Sunday, February 28, 2010

You eat where you are.

I have spent the last few days playing with Tableau Public and will certainly continue. I downloaded the spreadsheet, mentioned in the last post, of the Food Environment Atlas data and used it as my source. The map is filtered to the tri-state area and the smallest level of detail is county. The graph is just what it looks like, states and their totals.

For this visualization I chose the data representing population that is classified as low income (from 2000 Census) who live greater than 1-mile from a grocery store (2006 data). Take a few minutes to explore the map and graph. You can manipulate the filters and mouse over dots for data. These were done fairly quickly to explore the Tableau Public interface and publishing features. You can certainly learn some things from this visualization, but it is just a different way of exploring one piece of the Food Environment Atlas' data.

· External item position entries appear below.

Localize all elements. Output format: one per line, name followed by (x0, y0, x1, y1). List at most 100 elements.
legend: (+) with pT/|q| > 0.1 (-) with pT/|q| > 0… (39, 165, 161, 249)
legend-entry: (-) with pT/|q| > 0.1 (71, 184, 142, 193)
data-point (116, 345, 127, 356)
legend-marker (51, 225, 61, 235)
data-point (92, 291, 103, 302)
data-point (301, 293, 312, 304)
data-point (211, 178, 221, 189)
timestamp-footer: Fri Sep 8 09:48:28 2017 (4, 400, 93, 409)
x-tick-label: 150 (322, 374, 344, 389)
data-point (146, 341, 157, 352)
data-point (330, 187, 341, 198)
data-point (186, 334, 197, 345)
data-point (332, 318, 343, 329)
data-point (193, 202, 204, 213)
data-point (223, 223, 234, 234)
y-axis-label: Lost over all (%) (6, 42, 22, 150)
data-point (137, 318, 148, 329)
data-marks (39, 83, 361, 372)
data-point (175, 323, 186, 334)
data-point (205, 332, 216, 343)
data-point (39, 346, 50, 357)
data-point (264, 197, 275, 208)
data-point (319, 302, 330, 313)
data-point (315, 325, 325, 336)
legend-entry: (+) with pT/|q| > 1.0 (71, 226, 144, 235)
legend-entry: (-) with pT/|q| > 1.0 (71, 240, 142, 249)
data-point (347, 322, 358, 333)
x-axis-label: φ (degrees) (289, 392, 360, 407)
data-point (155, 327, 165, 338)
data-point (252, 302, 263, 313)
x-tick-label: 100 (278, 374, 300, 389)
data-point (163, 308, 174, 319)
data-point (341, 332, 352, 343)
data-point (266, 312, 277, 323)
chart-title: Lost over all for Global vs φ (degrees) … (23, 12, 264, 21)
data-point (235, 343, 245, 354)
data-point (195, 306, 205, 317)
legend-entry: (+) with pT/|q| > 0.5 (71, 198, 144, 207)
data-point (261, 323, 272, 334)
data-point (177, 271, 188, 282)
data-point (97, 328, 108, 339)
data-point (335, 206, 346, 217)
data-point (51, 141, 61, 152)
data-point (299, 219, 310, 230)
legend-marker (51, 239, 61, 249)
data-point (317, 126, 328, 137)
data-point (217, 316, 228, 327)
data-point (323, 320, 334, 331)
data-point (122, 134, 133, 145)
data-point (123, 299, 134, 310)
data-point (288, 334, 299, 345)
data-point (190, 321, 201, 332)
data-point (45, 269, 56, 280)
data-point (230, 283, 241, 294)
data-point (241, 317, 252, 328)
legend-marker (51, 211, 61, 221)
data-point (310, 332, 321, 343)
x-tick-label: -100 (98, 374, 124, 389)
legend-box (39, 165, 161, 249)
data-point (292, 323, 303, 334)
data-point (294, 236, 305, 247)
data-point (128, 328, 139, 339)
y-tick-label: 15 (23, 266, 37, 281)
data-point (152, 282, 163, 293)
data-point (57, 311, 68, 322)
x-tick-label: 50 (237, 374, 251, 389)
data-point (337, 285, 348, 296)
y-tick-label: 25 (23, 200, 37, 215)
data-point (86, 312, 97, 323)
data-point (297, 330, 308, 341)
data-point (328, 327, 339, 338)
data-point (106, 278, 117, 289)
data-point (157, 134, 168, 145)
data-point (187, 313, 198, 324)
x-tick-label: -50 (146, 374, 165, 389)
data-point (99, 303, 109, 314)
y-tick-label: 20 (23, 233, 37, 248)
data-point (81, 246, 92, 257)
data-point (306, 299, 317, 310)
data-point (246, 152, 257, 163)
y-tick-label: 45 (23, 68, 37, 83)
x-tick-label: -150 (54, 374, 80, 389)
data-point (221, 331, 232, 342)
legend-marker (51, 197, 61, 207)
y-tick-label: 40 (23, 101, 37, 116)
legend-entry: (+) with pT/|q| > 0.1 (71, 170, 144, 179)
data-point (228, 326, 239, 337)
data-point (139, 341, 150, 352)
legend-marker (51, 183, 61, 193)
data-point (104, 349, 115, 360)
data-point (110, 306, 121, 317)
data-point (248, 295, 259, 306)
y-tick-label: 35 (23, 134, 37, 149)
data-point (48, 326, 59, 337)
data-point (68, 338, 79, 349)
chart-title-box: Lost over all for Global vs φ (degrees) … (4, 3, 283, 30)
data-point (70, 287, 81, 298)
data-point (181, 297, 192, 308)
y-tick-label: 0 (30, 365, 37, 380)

To get a better understanding of the importance of place and food access specific to the Chattanooga area, read the Ochs Center's report on Food Access and Price from last December. These types of indicators contribute to getting an overall picture of a community's health and is apropos to today's Chattanooga Times Free Press which features a map on the front page for their Heavyweight States piece focusing on the tri state area's adult obesity percentages. Take a look at it and compare it with other indicators on the Atlas.

NOTE: The Tableau Public tool is only a few weeks old and might not work with some versions of Safari. I have tested it in Chrome, Firefox, and IE and it seems ok.



1 comment:

  1. Map placement is a little off. Trying to tweak it. Also, I hope to have a new template up sometime.